Javier Corso (Spagna)
Essence du Bénin

Carlos F. Sueiro (Spagna)
Sitio a parte do mundo

Lucas Garra (Spagna)
Karkinos. Triple-Negative

Aitor Lara (Spagna)
Baka. Guardians of the forest

Raúl Moreno (Spagna)
Monologue about Chernobyl

Quintina Valero (Spagna)
Princess, a life helping victims of sex trafficking

Mingo Venero (Spagna)
Silent Expect

Aggiornamento della segnalazione del 2 settembre 2016

«Quando la fotografia parla alle coscienze», la VII edizione del Festival della Fotografia Etica risponde con un ricco programma espositivo, diviso in cinque diversi percorsi tematici che spaziano dalla violenza dei cartelli della droga in Honduras del WRA 2016, agli skyline metropolitani che fanno il bagno con Paolo Woods e Gabriele Galimberti. Tutti da sbirciare nella gallery di apertura di questa segnalazione.

Si parte con lo Spazio Tematico: Le vite degli altri e le quattro esposizioni di stampo antropologico, realizzate da altrettanti fotografi ai confini, geografici e culturali, più estremi del mondo, con Pine Ridge di Aaron Huey, Suburbia di Arnau Bach, Days of Nights, Nights of Days di Elena Chernyshova e The Ku Klux Klan di Peter Van Agtmael.

Lo Spazio Approfondimento: Il male del secolo, porta in mostra A Life in Death di Nancy Borowick, mentre lo Spazio ONG accoglierà le esposizioni di progetti commissionati rispettivamente da Unicef Libano, Survival Italia e Greenpeace Germania ai fotoreporter Laura Aggio Caldon (Factory Boy), Claudia Andujar (Custodi della Foresta) e Dmitrij Leltschuk (To The Last Drop).

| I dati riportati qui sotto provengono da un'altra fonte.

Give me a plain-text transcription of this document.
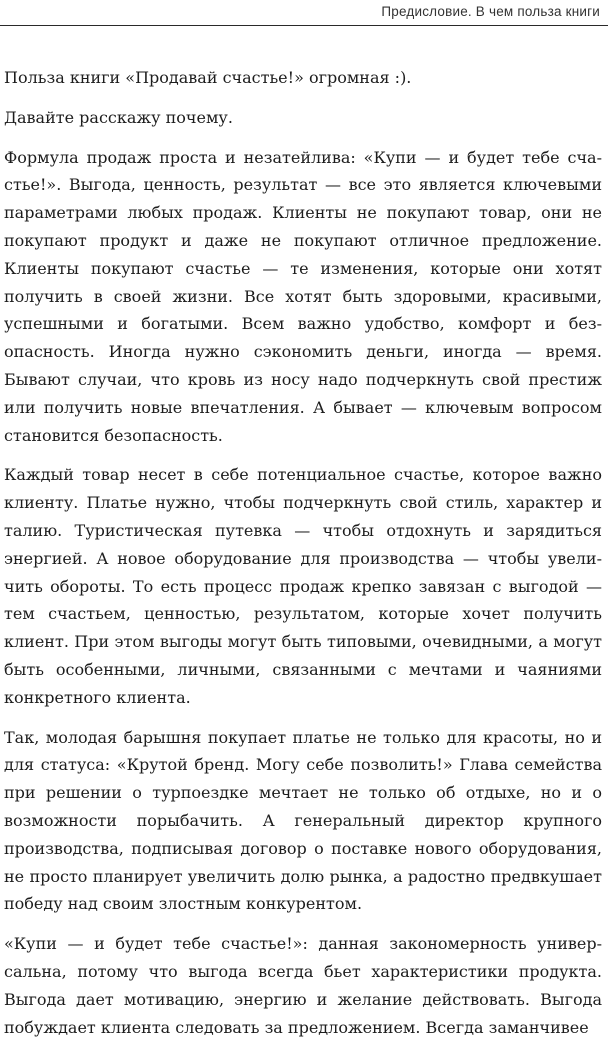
Предисловие. В чем польза книги

Польза книги «Продавай счастье!» огромная :).

Давайте расскажу почему.

Формула продаж проста и незатейлива: «Купи — и будет тебе счастье!». Выгода, ценность, результат — все это является ключевыми параметрами любых продаж. Клиенты не покупают товар, они не покупают продукт и даже не покупают отличное предложение. Клиенты покупают счастье — те изменения, которые они хотят получить в своей жизни. Все хотят быть здоровыми, красивыми, успешными и богатыми. Всем важно удобство, комфорт и безопасность. Иногда нужно сэкономить деньги, иногда — время. Бывают случаи, что кровь из носу надо подчеркнуть свой престиж или получить новые впечатления. А бывает — ключевым вопросом становится безопасность.

Каждый товар несет в себе потенциальное счастье, которое важно клиенту. Платье нужно, чтобы подчеркнуть свой стиль, характер и талию. Туристическая путевка — чтобы отдохнуть и зарядиться энергией. А новое оборудование для производства — чтобы увеличить обороты. То есть процесс продаж крепко завязан с выгодой — тем счастьем, ценностью, результатом, которые хочет получить клиент. При этом выгоды могут быть типовыми, очевидными, а могут быть особенными, личными, связанными с мечтами и чаяниями конкретного клиента.

Так, молодая барышня покупает платье не только для красоты, но и для статуса: «Крутой бренд. Могу себе позволить!» Глава семейства при решении о турпоездке мечтает не только об отдыхе, но и о возможности порыбачить. А генеральный директор крупного производства, подписывая договор о поставке нового оборудования, не просто планирует увеличить долю рынка, а радостно предвкушает победу над своим злостным конкурентом.

«Купи — и будет тебе счастье!»: данная закономерность универсальна, потому что выгода всегда бьет характеристики продукта. Выгода дает мотивацию, энергию и желание действовать. Выгода побуждает клиента следовать за предложением. Всегда заманчивее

Uno sguardo sul mondo si estende a Revogo di André Liohn, Political Theatre di Mark Peterson, Where the children sleep di Magnus Wennman e Heavens di Paolo Woods e Gabriele Galimberti.

Lo Spazio World.Report Award, espone i quattro lavori selezionati nell’ambito del World. Report Award | Documenting Humanity 2016:


    William Daniels con il reportage "C.A.R" per la sezione Master Award;
    Francesco Comello con il reportage "Isle of Salvation" per la sezione Spot Light Award;
    Sadegh Souri con il reportage "Waiting Girls" per la sezione Short Story Award;
    Javier Arcenillas con il reportage "Latidoamerica" per la sezione European Photographer Award | Spain 2016.

in via del tutto eccezionale, questo spazio espone anche Pobeda di Karim El Maktafi e Ainu Nenoan Ainu di Laura Liverani, premiati nell’ambito dell’ultima edizione del Premio Voglino, istituito dal Frame Foto Festival di Salsomaggiore.

L'appuntamento con il Weekend inaugurale è fissato per il prossimo 8 e 9 ottobre, ma preparatevi a seguire le 18 mostre perché, dopo i 4 weekend di esposizioni, l’iniziativa Travelling Festival le renderà itineranti, spostandole dalle sedi più prestigiose del centro storico di Lodi, a quelle di altre città d’Italia, come Milano, Voghera, Perugia e Bergamo, con una programmazione che sarà presto online.